We see the effects of growing inequality all around us, if we care to look. Not just in the conspicuous spending of the nouveau riche, but in the plight of the 99%. As in these stories from today’s news:

Eagle on the Flag
He’s disappointed in us

(a) Higher Calling, Lower Wages: The Vanishing of the Middle-Class Clergy“, The Atlantic, 22 July 2014 — “As full-time pastors become a thing of the past, more and more seminary grads are taking on secular jobs to supplement their incomes.”

This story holds many lessons for us. Pastors sought middle class livelihoods through advanced education (the panacea!), getting masters degrees. As the middle class withers, their flocks can no longer support them, and the degrees are for naught (but the loans to fund them remain).

(b) New York’s ‘Poor Doors’”, Ariella Cohen, Next City, 22 July 2014 — “It refers to a second entrance in a luxury condo building for tenants living in units reserved for lower-income renters. It has become shorthand for segregation of people based on how much rent they can pay.”

Sunshine in Hell

We enjoy the sunshine, but perhaps somewhere along the way we wandered into Hell. The gate basks in sunshine, but dark places lie ahead on the path. We can still turn back, returning to the true road for America. It’s a decision we will make together, one person at a time. But the clock runs on; time is not on our side.

For More Information

(a)  Previous post about this: Watch corporations strip-mine their future (and ours), 18 April 2014

(b)  Posts about About inequality & social mobility: once our strength, now a weaknesses.

(c)  Recent forecasts and warnings:

  1. What can we expect from the US economy in 2014?, 21 February 2014
  2. Status report on the US economy: stand by for the boom!, 24 April 2014
  3. The next industrial revolution starts. Beware the Pied Pipers who lull us into passivity., 8 July 2014
  4. Economists forecast a boom soon. The numbers show slowing. Who is right?, 21 July 2014

(d)  Articles about the new Triangle Trade:

  1. FactSet’s Buyback Quarterly, 18 June 2014 — Detailed analysis, with historical data. Especially note page 9, showing that massive buybacks have not reduced the number of shares outstanding (buybacks of shares created by executives’ exercise of their stock stocks are the link moving funds from the corporate treasury to executives’ pockets. It’s hidden compensation; changing nothing else).
  2. ‘Super managers’ governance spotlighted in economist Piketty’s blockbuster capitalism critique”, Reuters, 8 May 2014
  3. The $2T Buyback Tax Ruse:Its a Free Tax Ride for Corporations“, Gordon T. Long, 7 July 2014
  4. Corporate America Is Enriching Shareholders at the Expense of the Economy“, Douglas Skinner, 538, 15 July 2014 — He sees half the equation, but ignores the role of executive stock options and doesn’t notice that the total of shares outstanding are not dropping as fast as buybacks imply.
  5. Who are Today’s Supermanagers and Why Are They So Wealthy?“, Carter C. Price, Washington Center for Equitable Growth, 16 July 2014
  6. The Fed’s Financial Repression At Work: How Big Blue Was Turned Into A Wall Street Slush Fund“, David Stockman, 18 July 2014

9 thoughts on “America enjoys a time of sunshine in Hell. Let’s use the time wisely.”
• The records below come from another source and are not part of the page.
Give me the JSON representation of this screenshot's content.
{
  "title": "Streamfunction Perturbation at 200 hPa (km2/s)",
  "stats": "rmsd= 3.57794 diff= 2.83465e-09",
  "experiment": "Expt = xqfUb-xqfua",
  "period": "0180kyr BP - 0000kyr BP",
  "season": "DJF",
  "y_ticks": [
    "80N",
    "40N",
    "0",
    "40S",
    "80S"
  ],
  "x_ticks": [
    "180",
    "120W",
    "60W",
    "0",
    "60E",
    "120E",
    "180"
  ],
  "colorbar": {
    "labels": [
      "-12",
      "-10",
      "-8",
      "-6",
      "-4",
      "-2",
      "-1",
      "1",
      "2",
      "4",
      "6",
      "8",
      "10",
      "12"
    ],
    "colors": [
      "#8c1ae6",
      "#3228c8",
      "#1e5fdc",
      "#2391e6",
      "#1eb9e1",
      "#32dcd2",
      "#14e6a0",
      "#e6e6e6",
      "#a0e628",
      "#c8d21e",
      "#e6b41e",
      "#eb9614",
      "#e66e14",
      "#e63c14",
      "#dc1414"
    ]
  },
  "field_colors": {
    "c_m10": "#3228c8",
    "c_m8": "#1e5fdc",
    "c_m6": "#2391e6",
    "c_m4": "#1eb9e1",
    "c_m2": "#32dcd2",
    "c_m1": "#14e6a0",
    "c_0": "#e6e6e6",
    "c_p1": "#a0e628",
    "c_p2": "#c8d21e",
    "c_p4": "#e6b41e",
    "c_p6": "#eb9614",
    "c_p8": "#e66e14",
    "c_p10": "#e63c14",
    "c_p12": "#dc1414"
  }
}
  1. When have nations, great or small, ever turned back from going over the brink? If that were possible, we’d probably still be speaking Assyrian now.

  2. Fabius, I’m now working on my parody of Dante’s Inferno.
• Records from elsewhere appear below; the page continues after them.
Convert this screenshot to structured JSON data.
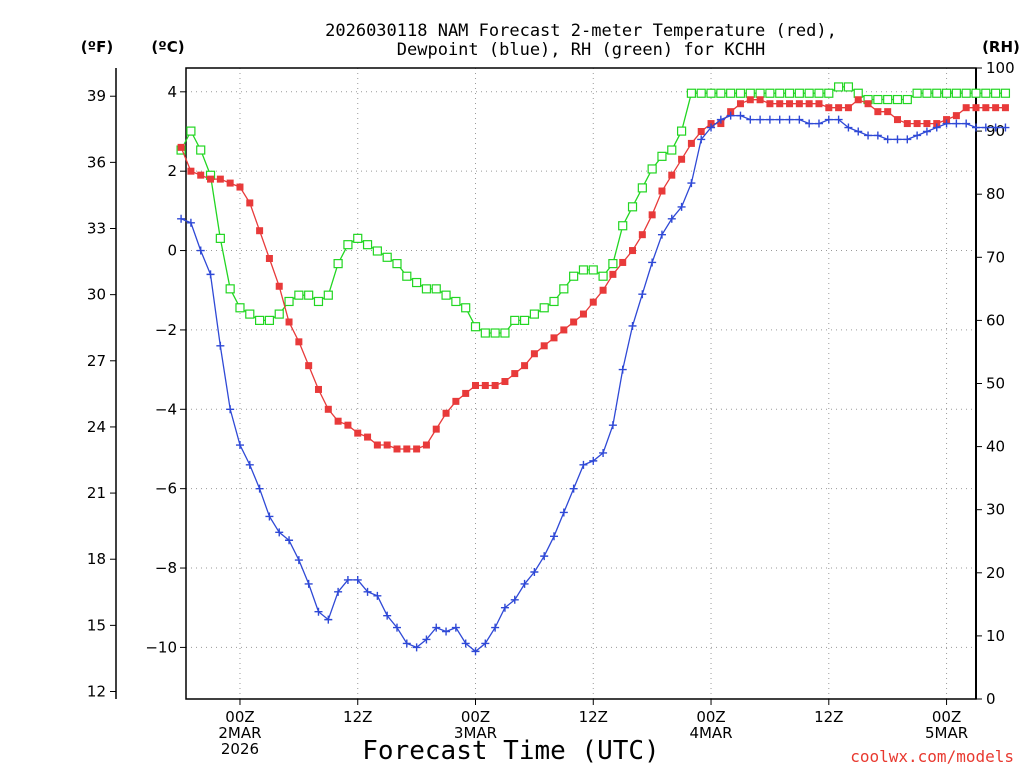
{
  "chart_data": {
    "type": "line",
    "title_line1": "2026030118 NAM Forecast 2-meter Temperature (red),",
    "title_line2": "Dewpoint (blue), RH (green) for KCHH",
    "unit_f": "(ºF)",
    "unit_c": "(ºC)",
    "unit_rh": "(RH)",
    "xlabel": "Forecast Time (UTC)",
    "credit": "coolwx.com/models",
    "forecast_hours": [
      0,
      72
    ],
    "ylim_c": [
      -11.3,
      4.6
    ],
    "ylim_rh": [
      0,
      100
    ],
    "left_c_ticks": [
      "4",
      "2",
      "0",
      "−2",
      "−4",
      "−6",
      "−8",
      "−10"
    ],
    "left_c_values": [
      4,
      2,
      0,
      -2,
      -4,
      -6,
      -8,
      -10
    ],
    "left_f_ticks": [
      "39",
      "36",
      "33",
      "30",
      "27",
      "24",
      "21",
      "18",
      "15",
      "12"
    ],
    "left_f_values": [
      39,
      36,
      33,
      30,
      27,
      24,
      21,
      18,
      15,
      12
    ],
    "right_rh_ticks": [
      "100",
      "90",
      "80",
      "70",
      "60",
      "50",
      "40",
      "30",
      "20",
      "10",
      "0"
    ],
    "right_rh_values": [
      100,
      90,
      80,
      70,
      60,
      50,
      40,
      30,
      20,
      10,
      0
    ],
    "x_ticks": [
      {
        "hour": 6,
        "line1": "00Z",
        "line2": "2MAR",
        "line3": "2026"
      },
      {
        "hour": 18,
        "line1": "12Z",
        "line2": "",
        "line3": ""
      },
      {
        "hour": 30,
        "line1": "00Z",
        "line2": "3MAR",
        "line3": ""
      },
      {
        "hour": 42,
        "line1": "12Z",
        "line2": "",
        "line3": ""
      },
      {
        "hour": 54,
        "line1": "00Z",
        "line2": "4MAR",
        "line3": ""
      },
      {
        "hour": 66,
        "line1": "12Z",
        "line2": "",
        "line3": ""
      },
      {
        "hour": 78,
        "line1": "00Z",
        "line2": "5MAR",
        "line3": ""
      }
    ],
    "series": [
      {
        "name": "Temperature",
        "axis": "celsius",
        "color": "#e83a3a",
        "marker": "filled-square",
        "values": [
          2.6,
          2.0,
          1.9,
          1.8,
          1.8,
          1.7,
          1.6,
          1.2,
          0.5,
          -0.2,
          -0.9,
          -1.8,
          -2.3,
          -2.9,
          -3.5,
          -4.0,
          -4.3,
          -4.4,
          -4.6,
          -4.7,
          -4.9,
          -4.9,
          -5.0,
          -5.0,
          -5.0,
          -4.9,
          -4.5,
          -4.1,
          -3.8,
          -3.6,
          -3.4,
          -3.4,
          -3.4,
          -3.3,
          -3.1,
          -2.9,
          -2.6,
          -2.4,
          -2.2,
          -2.0,
          -1.8,
          -1.6,
          -1.3,
          -1.0,
          -0.6,
          -0.3,
          0.0,
          0.4,
          0.9,
          1.5,
          1.9,
          2.3,
          2.7,
          3.0,
          3.2,
          3.2,
          3.5,
          3.7,
          3.8,
          3.8,
          3.7,
          3.7,
          3.7,
          3.7,
          3.7,
          3.7,
          3.6,
          3.6,
          3.6,
          3.8,
          3.7,
          3.5,
          3.5,
          3.3,
          3.2,
          3.2,
          3.2,
          3.2,
          3.3,
          3.4,
          3.6,
          3.6,
          3.6,
          3.6,
          3.6
        ]
      },
      {
        "name": "Dewpoint",
        "axis": "celsius",
        "color": "#2f49d6",
        "marker": "plus",
        "values": [
          0.8,
          0.7,
          0.0,
          -0.6,
          -2.4,
          -4.0,
          -4.9,
          -5.4,
          -6.0,
          -6.7,
          -7.1,
          -7.3,
          -7.8,
          -8.4,
          -9.1,
          -9.3,
          -8.6,
          -8.3,
          -8.3,
          -8.6,
          -8.7,
          -9.2,
          -9.5,
          -9.9,
          -10.0,
          -9.8,
          -9.5,
          -9.6,
          -9.5,
          -9.9,
          -10.1,
          -9.9,
          -9.5,
          -9.0,
          -8.8,
          -8.4,
          -8.1,
          -7.7,
          -7.2,
          -6.6,
          -6.0,
          -5.4,
          -5.3,
          -5.1,
          -4.4,
          -3.0,
          -1.9,
          -1.1,
          -0.3,
          0.4,
          0.8,
          1.1,
          1.7,
          2.8,
          3.1,
          3.3,
          3.4,
          3.4,
          3.3,
          3.3,
          3.3,
          3.3,
          3.3,
          3.3,
          3.2,
          3.2,
          3.3,
          3.3,
          3.1,
          3.0,
          2.9,
          2.9,
          2.8,
          2.8,
          2.8,
          2.9,
          3.0,
          3.1,
          3.2,
          3.2,
          3.2,
          3.1,
          3.1,
          3.1,
          3.1
        ]
      },
      {
        "name": "RH",
        "axis": "rh",
        "color": "#22d622",
        "marker": "open-square",
        "values": [
          87,
          90,
          87,
          83,
          73,
          65,
          62,
          61,
          60,
          60,
          61,
          63,
          64,
          64,
          63,
          64,
          69,
          72,
          73,
          72,
          71,
          70,
          69,
          67,
          66,
          65,
          65,
          64,
          63,
          62,
          59,
          58,
          58,
          58,
          60,
          60,
          61,
          62,
          63,
          65,
          67,
          68,
          68,
          67,
          69,
          75,
          78,
          81,
          84,
          86,
          87,
          90,
          96,
          96,
          96,
          96,
          96,
          96,
          96,
          96,
          96,
          96,
          96,
          96,
          96,
          96,
          96,
          97,
          97,
          96,
          95,
          95,
          95,
          95,
          95,
          96,
          96,
          96,
          96,
          96,
          96,
          96,
          96,
          96,
          96
        ]
      }
    ]
  }
}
    I’ll have to follow your posts more closely.

    1. If you’re economic projections are half accurate, I ain’t gonna make no money off of it.

      But, then, Dante lived before the printing press, so he wasn’t on any best seller list either.

    1. Cathryn,

      Thanks for the link.

      For a detailed analysis see “The State of the Nation’s Housing: 2014” by the Joint Center for Housing Studies of Harvard. Section 4 on Homeownership has a detailed analysis about affordability for young people. Homes are “affordable” by their standards if people spend less than 43% of their gross income on housing. For a household with income of $42,000 that leaves $2,000 per month to live on — before taxes. Affordability doesn’t leave much for food and other non-essentials.